(1533 words – 7 1/2 minute read)
This therapy thing is not a complicated deal once you get the hang of it. It’s probably because over the years most of the ‘technique’ has become internalized, a natural thing – like knowing your name.
A client was referred to me by Dr. Thompson, our prescribing psychologist at the Behavioral Health Center at our local hospital.
He was diagnosed with Obsessive Compulsive Disorder (OCD). I forget if he was taking meds for it or had refused the drugs. Clients who had refused medication therapy were often referred to me. I like to know what the real situation is. I have enough confidence in my ability to help them not to want what is going on with them obscured by dulling medications. Otherwise I’m only as skilled as the social workers in the clinic: checking on how the ‘meds’ are working, and dispensing encouraging advice.

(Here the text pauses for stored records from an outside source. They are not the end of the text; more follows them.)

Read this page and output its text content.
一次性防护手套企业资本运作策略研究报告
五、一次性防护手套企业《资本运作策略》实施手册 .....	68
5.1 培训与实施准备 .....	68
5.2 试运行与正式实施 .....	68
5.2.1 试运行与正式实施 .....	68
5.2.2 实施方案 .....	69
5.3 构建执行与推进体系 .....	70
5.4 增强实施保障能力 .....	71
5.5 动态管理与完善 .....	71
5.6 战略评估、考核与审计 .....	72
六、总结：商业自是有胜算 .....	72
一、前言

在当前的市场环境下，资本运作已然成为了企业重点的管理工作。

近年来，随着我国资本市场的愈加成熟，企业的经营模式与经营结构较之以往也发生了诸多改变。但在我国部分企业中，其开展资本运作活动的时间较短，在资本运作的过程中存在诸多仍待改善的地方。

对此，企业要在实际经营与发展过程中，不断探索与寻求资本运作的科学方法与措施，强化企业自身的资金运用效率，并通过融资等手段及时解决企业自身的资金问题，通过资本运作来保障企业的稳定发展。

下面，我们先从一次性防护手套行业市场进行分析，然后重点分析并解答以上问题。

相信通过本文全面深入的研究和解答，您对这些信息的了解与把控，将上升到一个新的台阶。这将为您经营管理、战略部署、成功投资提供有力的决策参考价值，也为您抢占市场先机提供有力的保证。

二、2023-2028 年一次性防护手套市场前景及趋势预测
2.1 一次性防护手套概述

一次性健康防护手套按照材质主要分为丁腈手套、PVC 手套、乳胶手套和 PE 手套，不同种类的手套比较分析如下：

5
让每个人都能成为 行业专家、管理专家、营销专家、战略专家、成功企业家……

I once had a client who had to hold onto the walls to stay upright and couldn’t form words easily. Time to ease up on the meds!
Anyway, let’s call our client John, in his 30’s and single. He couldn’t leave his house in the morning to go to work without checking the locks so many times he was frequently late for work and worried all day that the house was open or his dog would get out of the yard.
In the first session I addressed his situation as a memory problem. I figured that if John had a way of knowing he had locked his door, then he would be relieved of one aspect of his anxiety.